X-ray crystallographic techniques

Determination of nanoscale mineral and matrix structure, arrangement, or orientation requires examination by use of wavelengths from the X-ray portion of the electromagnetic spectrum. These techniques irradiate ex vivo bone samples with X-rays and the reflected or scattered radiation provides information that can be used to quantify collagen fibre and mineral crystal arrangement and orientation. X-ray crystallographic (diffraction) techniques are useful for determining atomic and molecular crystal structure, whereas X-ray scattering techniques, for example small angle-X-ray scattering, wide-angle X-ray scattering, and synchrotron X-ray scattering, are useful for measuring mineral crystal orientation and estimating mineral strain during sample deformation.4951

Microdamage of bone

Normal physiological loading produces bone microdamage (Figure 1). The term ‘microdamage’ includes both microcracks and diffuse damage.52 Microcracks are a partial determinant of bone quality because their initiation, growth, and coalescence can lead to clinically relevant macroscopic fractures. Parameters used to quantify bone microdamage include microcrack length, microcrack density, and extent of diffuse damage. Typically, microdamage of the bone is measured by ex vivo histological techniques,53 although micro-CT and scanning electron microscopy are also used.54,55 All of these techniques are invasive, and without saturated lead-staining and synchrotron-based CT bone imaging,56,57 cannot assess crack density in three dimensions.

Mechanical properties of bone

Destructive mechanical testing to failure is the gold standard for quantifying the mechanical properties of bone, and thereby evaluating bone quality. All destructive mechanical tests use specialized equipment to apply controlled mechanical forces of increasing amplitude at a user-adjustable rate to a bone sample that is mechanically fixed to the testing equipment. Load cells measure the forces applied to the sample and one or more specialized transducers measure force-related changes in one or more sample dimensions. All destructive mechanical tests require invasive procurement of a bone sample, either whole organ or a small portion that is subsequently machined to a square, rectangular or cylindrical shape of known dimensions.

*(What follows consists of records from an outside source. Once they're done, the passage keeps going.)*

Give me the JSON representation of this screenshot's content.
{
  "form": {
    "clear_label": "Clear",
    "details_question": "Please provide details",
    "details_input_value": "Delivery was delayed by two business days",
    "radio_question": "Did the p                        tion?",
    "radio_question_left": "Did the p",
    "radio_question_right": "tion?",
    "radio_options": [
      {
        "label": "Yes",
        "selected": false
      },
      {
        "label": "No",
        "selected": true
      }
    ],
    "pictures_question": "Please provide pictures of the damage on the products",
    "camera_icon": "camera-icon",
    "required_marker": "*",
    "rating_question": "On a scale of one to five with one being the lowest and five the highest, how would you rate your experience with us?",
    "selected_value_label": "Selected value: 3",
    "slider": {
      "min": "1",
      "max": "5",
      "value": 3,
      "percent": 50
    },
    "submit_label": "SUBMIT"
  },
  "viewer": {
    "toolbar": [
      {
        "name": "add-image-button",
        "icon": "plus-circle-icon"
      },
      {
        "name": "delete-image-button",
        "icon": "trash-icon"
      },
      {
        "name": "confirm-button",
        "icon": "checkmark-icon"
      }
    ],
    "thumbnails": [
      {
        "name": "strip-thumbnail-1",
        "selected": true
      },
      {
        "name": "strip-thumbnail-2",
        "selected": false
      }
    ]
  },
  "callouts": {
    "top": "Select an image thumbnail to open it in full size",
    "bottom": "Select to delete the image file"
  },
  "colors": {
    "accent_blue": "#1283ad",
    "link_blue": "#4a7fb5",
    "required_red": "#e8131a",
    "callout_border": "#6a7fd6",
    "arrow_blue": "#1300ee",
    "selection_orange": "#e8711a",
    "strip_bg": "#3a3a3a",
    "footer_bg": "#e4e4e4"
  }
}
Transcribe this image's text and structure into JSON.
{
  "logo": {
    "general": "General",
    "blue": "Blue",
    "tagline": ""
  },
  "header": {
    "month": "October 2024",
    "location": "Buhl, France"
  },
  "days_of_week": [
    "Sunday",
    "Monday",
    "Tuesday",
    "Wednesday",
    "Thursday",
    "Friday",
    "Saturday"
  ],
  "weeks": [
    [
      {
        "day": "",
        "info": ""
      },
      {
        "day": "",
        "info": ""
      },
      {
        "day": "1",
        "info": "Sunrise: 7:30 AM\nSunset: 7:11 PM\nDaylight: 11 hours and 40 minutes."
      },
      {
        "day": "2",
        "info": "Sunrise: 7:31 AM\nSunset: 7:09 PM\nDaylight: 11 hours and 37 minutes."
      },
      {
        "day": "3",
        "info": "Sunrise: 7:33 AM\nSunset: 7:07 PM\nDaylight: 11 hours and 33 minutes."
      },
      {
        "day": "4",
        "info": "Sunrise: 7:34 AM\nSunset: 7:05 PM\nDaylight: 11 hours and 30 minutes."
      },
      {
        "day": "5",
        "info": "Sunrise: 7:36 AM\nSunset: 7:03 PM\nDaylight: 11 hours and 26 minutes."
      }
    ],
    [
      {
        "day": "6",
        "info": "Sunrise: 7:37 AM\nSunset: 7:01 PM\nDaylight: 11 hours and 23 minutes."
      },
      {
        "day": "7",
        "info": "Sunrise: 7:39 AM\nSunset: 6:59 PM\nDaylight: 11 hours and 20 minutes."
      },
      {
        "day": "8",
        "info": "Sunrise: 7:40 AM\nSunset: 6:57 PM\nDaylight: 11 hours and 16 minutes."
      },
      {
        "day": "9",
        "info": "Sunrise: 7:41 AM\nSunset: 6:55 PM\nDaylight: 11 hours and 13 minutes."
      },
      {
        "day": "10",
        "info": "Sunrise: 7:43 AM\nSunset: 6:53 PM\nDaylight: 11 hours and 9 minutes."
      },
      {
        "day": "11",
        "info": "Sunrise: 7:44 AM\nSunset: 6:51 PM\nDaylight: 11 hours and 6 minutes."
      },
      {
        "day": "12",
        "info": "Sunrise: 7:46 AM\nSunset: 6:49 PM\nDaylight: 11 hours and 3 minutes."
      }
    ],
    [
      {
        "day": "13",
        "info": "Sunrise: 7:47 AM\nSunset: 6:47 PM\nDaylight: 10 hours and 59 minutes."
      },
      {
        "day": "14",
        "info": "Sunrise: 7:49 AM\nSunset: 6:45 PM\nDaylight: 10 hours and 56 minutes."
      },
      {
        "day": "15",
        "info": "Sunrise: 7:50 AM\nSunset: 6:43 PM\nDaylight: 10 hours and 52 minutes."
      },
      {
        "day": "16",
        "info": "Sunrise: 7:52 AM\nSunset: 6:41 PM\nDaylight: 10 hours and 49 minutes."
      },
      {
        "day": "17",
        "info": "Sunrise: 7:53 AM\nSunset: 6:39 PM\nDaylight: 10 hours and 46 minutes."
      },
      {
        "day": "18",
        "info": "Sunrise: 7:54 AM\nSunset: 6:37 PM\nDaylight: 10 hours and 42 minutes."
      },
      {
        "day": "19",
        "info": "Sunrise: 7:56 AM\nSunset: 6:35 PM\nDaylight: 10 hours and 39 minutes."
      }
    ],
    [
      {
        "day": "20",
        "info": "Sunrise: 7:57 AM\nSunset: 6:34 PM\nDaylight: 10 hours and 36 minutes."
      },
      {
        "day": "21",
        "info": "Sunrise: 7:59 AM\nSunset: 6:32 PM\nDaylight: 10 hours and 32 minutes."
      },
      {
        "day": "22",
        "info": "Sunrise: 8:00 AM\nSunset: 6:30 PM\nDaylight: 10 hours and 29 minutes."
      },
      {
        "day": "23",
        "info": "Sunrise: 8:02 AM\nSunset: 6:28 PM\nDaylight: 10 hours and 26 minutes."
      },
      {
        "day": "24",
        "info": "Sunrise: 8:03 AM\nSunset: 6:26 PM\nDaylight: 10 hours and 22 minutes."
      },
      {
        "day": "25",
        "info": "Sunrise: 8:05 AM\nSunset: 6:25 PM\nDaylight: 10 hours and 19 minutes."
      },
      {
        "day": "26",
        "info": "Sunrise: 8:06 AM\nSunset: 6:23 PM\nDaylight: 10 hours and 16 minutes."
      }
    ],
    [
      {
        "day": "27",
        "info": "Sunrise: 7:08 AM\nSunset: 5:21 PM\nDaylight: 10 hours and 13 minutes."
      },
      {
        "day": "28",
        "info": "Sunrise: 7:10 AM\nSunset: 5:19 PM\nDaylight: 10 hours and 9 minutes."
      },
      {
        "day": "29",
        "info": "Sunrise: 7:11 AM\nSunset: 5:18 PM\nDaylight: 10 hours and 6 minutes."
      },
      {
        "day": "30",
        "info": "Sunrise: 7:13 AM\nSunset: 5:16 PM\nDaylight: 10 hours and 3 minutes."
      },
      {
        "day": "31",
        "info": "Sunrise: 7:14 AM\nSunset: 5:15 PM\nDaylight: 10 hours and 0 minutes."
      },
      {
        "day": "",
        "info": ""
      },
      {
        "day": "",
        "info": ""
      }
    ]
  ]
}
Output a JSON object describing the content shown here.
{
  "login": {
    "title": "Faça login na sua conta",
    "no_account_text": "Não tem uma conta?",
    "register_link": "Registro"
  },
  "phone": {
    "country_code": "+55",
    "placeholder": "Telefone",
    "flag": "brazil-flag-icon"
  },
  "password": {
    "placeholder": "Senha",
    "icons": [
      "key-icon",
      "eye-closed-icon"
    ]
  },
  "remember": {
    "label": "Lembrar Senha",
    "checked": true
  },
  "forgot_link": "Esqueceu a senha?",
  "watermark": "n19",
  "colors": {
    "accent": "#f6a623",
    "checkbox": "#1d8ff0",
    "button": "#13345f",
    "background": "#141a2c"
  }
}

Stress and strain are important parameters needed to evaluate the shape-independent mechanical response of bone to applied forces (Figure 3). When an external force (or forces) is applied to a material, internal forces are generated by the material to enable it to endure this force without failure. Stress is the parameter that quantifies the magnitude and direction of the internal forces exerted by neighbouring particles of a continuous material that resist the externally applied force. Stress is defined as the applied force normalized by the area of application (units of Pascals). Forces can also act simultaneously in more than one dimension and can induce normal and shear stresses. Strain is the parameter that quantifies the material shape change owing to the applied force. On a one-dimensional basis, strain is defined as change in length per unit length (dimensionless). Strains can also simultaneously occur in more than one dimension, and in directions parallel (normal strains) and perpendicular (shear strains) to the applied force. Stress and strain are defined here in one dimension for simplicity, although both are generally multiplanar, multidirectional, and are properly described by the use of tensors.

Figure 3.

Figure 3

Idealized stress–strain and load–deformation curves defining important mechanical performance metrics. a | In high turnover renal osteodystrophy, Young's modulus will decrease commensurate with decreases in mineralization. In low turnover renal osteodystrophy, an increase in Young's modulus is expected with increases in mineralization. b | In high turnover renal osteodystrophy, overall stiffness will be the net result of decreases in stiffness associated with decreases in mineralization and increased stiffness associated with altered structural parameters, that is, an increase in cortical thickness, trabecular thickness and trabecular connectivity. In low turnover renal osteodystrophy, overall stiffness will be the net result of increases in stiffness related to higher mineralization and decreases in stiffness related to decreases in structural parameters, that is, a decrease in cortical thickness, trabecular thickness, trabecular connectivity, and increased microdamage.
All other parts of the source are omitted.